Akhirnya Viola pergi meninggalkan kantin dengan perasaan kesal dan malu. Zian masih menatap Dara dengan tatapan penuh kerinduan, ingin sekali mendekat, namun ancaman Dara membuatnya urung. "Selangkah lo deketin gue, gue bakal tendang biji lo yang nggak seberapa itu!" ancam Dara, suaranya terdengar dingin dan tajam, namun di balik itu tersirat ancaman yang serius dan ngilu.
Wajah Zian langsung berubah masam, tangannya reflek memegangi selangkangannya, tampak ketakutan. Ancaman Dara benar-benar membuatnya takut. Para siswa yang tadinya mengerumuni mereka, kini mulai kembali ke tempat duduk masing-masing, suasana kantin kembali normal.
Dara, tanpa menghiraukan Zian, melanjutkan antrean untuk memesan makanannya. Tidak lama kemudian, ia kembali ke meja tempat Andra, Dela, dan Sella menunggu. Makanan mereka telah dipesan, dibantu oleh pelayan kantin, dan kini berada di tangan Dara. Ia membagikan makanan tersebut kepada teman-temannya dan Andra, seolah kejadian beberapa saat yang lalu tidak pernah terjadi. Ia telah menunjukkan ketenangan dan ketegasannya dalam menghadapi masalah.
Mereka makan bersama, suasana kembali cair dan menyenangkan. Meskipun kejadian beberapa saat yang lalu cukup menegangkan, mereka berhasil melewatinya dengan baik. Dara, Dela, dan Sella tertawa lepas, menceritakan hal-hal lucu yang terjadi di kelas.
Andra sesekali ikut menatap Dara dengan tatapan memujanya, Dara yang begitu ceria ketika sedang cerita, Dara yang begitu menggemaskan ketika sedang marah dan Dara begitu imut ketika sedang makan.

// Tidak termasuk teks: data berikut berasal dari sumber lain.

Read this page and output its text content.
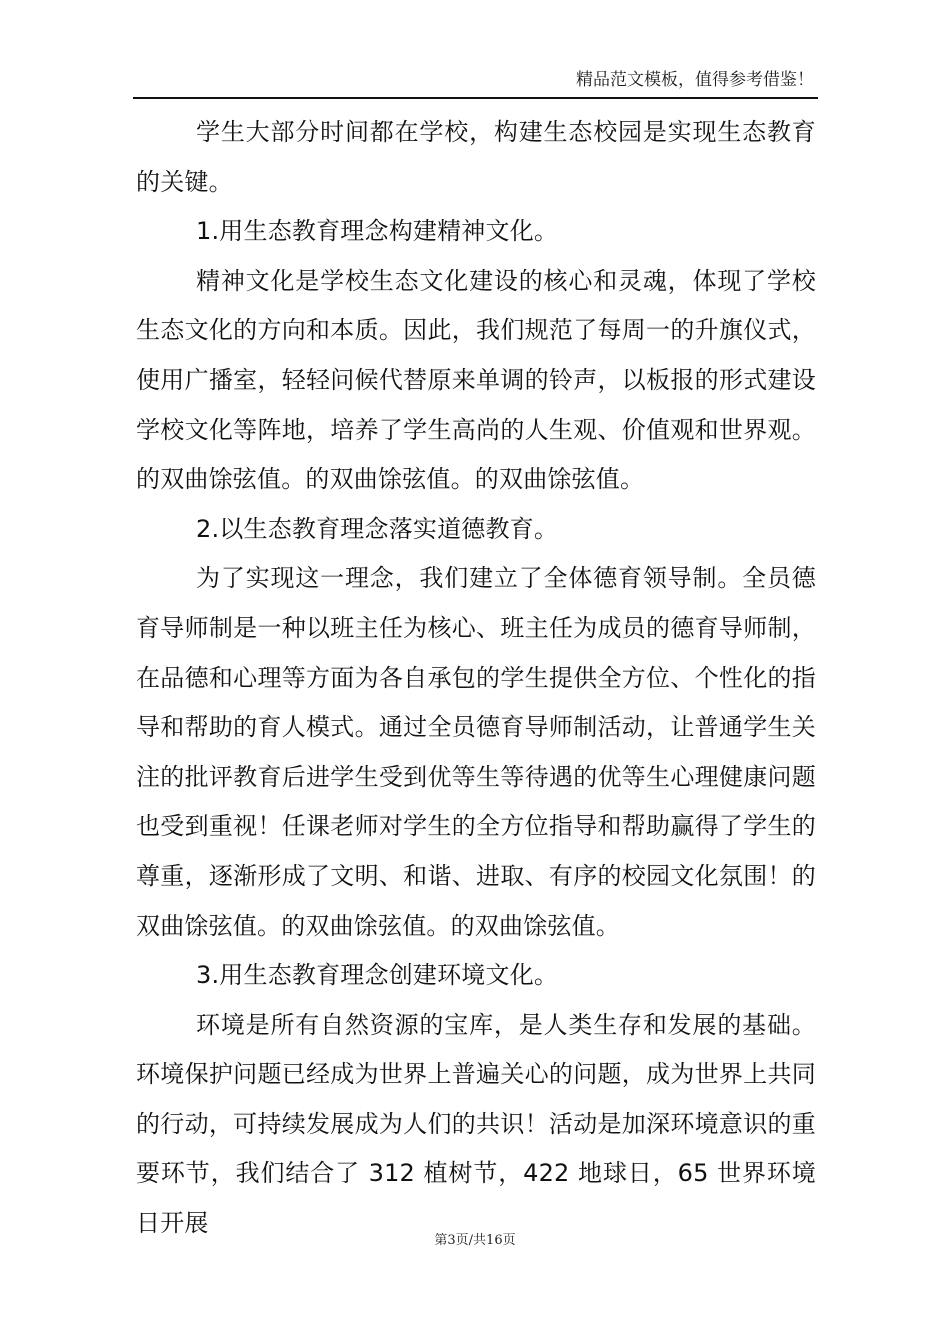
精品范文模板，值得参考借鉴！

学生大部分时间都在学校，构建生态校园是实现生态教育的关键。

1.用生态教育理念构建精神文化。

精神文化是学校生态文化建设的核心和灵魂，体现了学校生态文化的方向和本质。因此，我们规范了每周一的升旗仪式，使用广播室，轻轻问候代替原来单调的铃声，以板报的形式建设学校文化等阵地，培养了学生高尚的人生观、价值观和世界观。的双曲馀弦值。的双曲馀弦值。的双曲馀弦值。

2.以生态教育理念落实道德教育。

为了实现这一理念，我们建立了全体德育领导制。全员德育导师制是一种以班主任为核心、班主任为成员的德育导师制，在品德和心理等方面为各自承包的学生提供全方位、个性化的指导和帮助的育人模式。通过全员德育导师制活动，让普通学生关注的批评教育后进学生受到优等生等待遇的优等生心理健康问题也受到重视！任课老师对学生的全方位指导和帮助赢得了学生的尊重，逐渐形成了文明、和谐、进取、有序的校园文化氛围！的双曲馀弦值。的双曲馀弦值。的双曲馀弦值。

3.用生态教育理念创建环境文化。

环境是所有自然资源的宝库，是人类生存和发展的基础。环境保护问题已经成为世界上普遍关心的问题，成为世界上共同的行动，可持续发展成为人们的共识！活动是加深环境意识的重要环节，我们结合了 312 植树节，422 地球日，65 世界环境日开展

第3页/共16页
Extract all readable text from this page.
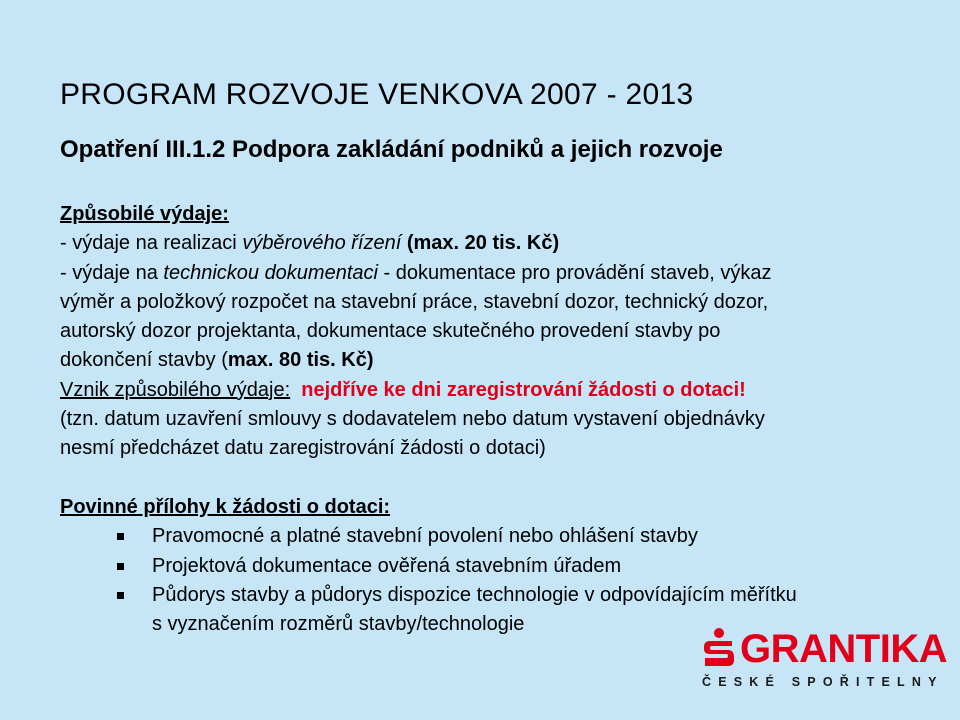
PROGRAM ROZVOJE VENKOVA 2007 - 2013
Opatření III.1.2 Podpora zakládání podniků a jejich rozvoje
Způsobilé výdaje:
- výdaje na realizaci výběrového řízení (max. 20 tis. Kč)
- výdaje na technickou dokumentaci - dokumentace pro provádění staveb, výkaz
výměr a položkový rozpočet na stavební práce, stavební dozor, technický dozor,
autorský dozor projektanta, dokumentace skutečného provedení stavby po
dokončení stavby (max. 80 tis. Kč)
Vznik způsobilého výdaje: nejdříve ke dni zaregistrování žádosti o dotaci!
(tzn. datum uzavření smlouvy s dodavatelem nebo datum vystavení objednávky
nesmí předcházet datu zaregistrování žádosti o dotaci)
Povinné přílohy k žádosti o dotaci:
Pravomocné a platné stavební povolení nebo ohlášení stavby
Projektová dokumentace ověřená stavebním úřadem
Půdorys stavby a půdorys dispozice technologie v odpovídajícím měřítku
s vyznačením rozměrů stavby/technologie
GRANTIKA
ČESKÉ SPOŘITELNY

Di tengah obrolan, Andra melirik ke arah Dara, senyumnya mengembang. "kamu keren banget tadi, Ra," ujarnya, menunjukkan kekagumannya terhadap keberanian dan ketenangan Dara dalam menghadapi Zian dan Viola.

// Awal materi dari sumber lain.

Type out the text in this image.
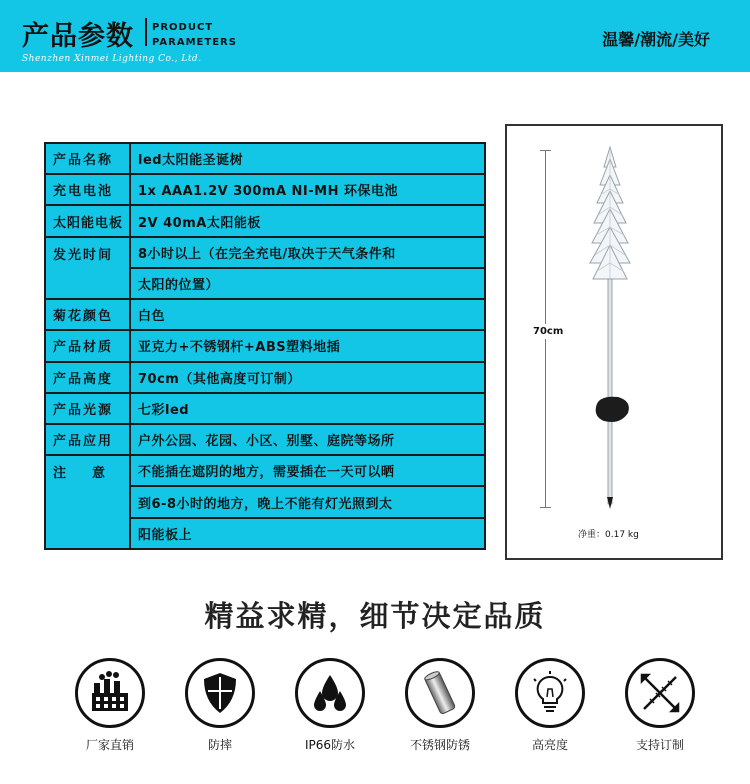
产品参数 PRODUCT
PARAMETERS
Shenzhen Xinmei Lighting Co., Ltd.
温馨/潮流/美好
产品名称	led太阳能圣诞树
充电电池	1x AAA1.2V 300mA NI-MH 环保电池
太阳能电板	2V 40mA太阳能板
发光时间	8小时以上（在完全充电/取决于天气条件和
	太阳的位置）
菊花颜色	白色
产品材质	亚克力+不锈钢杆+ABS塑料地插
产品高度	70cm（其他高度可订制）
产品光源	七彩led
产品应用	户外公园、花园、小区、别墅、庭院等场所
注　　意	不能插在遮阴的地方，需要插在一天可以晒
	到6-8小时的地方，晚上不能有灯光照到太
	阳能板上
70cm
净重：0.17 kg
精益求精，细节决定品质
厂家直销	防摔	IP66防水	不锈钢防锈	高亮度	支持订制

Dara tersenyum malu-malu. "Biasa aja, Dra. Gue cuma nggak mau mereka seenaknya aja sama gue." jelas Dara.
Dela dan Sella mengangguk setuju, menunjukkan dukungan mereka pada Dara. "Iya, bener banget. Lo emang the best, Ra!" ujar Dela, suaranya penuh kekaguman.
Andra mengulurkan tangannya, menawarkan bantuan untuk mengambilkan minuman Dara. "Minumnya mau yang mana, Ra?" tanyanya lembut.
Dara tersenyum, kemudian menerima uluran tangan Andra. "Mau es teh manis aja, Dra." jawabnya.
Suasana makan siang mereka semakin hangat dan penuh keakraban. Kejadian sebelumnya seolah telah terlupakan, tergantikan oleh suasana ceria dan penuh canda tawa.
Andra diam-diam merasa bangga terhadap Dara, kekagumannya semakin bertambah. Ia merasa beruntung memiliki teman sepertinya atau Andra menganggap lebih kedekatannya dengan Dara. Hari itu, mereka semua merasakan kebersamaan dan persahabatan yang semakin erat.
Viola melangkah meninggalkan kantin dengan perasaan sangat kesal dan malu. Peristiwa yang baru saja terjadi terus menghantuinya, bayangan wajah Dara yang mengejek masih terbayang jelas di benaknya. "Dara! Gue pastikan lo bakal dapat balasannya!" gumamnya, suaranya penuh dengan amarah dan dendam. Ia menatap ruang kelas Dara dengan tatapan penuh kebencian, mengancam dalam hati untuk membalas dendam.
Kedua tangannya mengepal kuat, menunjukkan betapa besar amarahnya. Rasa dendam telah mencapai puncaknya. Dua kali ia dipermalukan oleh Dara, harga dirinya merasa hancur berkeping-keping. Kejadian ini telah menjadi luka yang sangat dalam baginya.
Viola tidak akan membiarkan Dara hidup tenang. Ia bertekad untuk mengubah kehidupan Dara secara drastis. Ia akan merencanakan sesuatu untuk membalas dendamnya. "Awas lo, Dara! Lo udah mempermalukan gue dan juga udah ngerebut Zian dari gue!" gumamnya lagi, suaranya dipenuhi dengan dendam yang membara. Ia merasa Dara telah merebut Zian darinya, menambah api dendam yang berkobar di hatinya. Ia berjanji akan membalaskan dendamnya kepada Dara.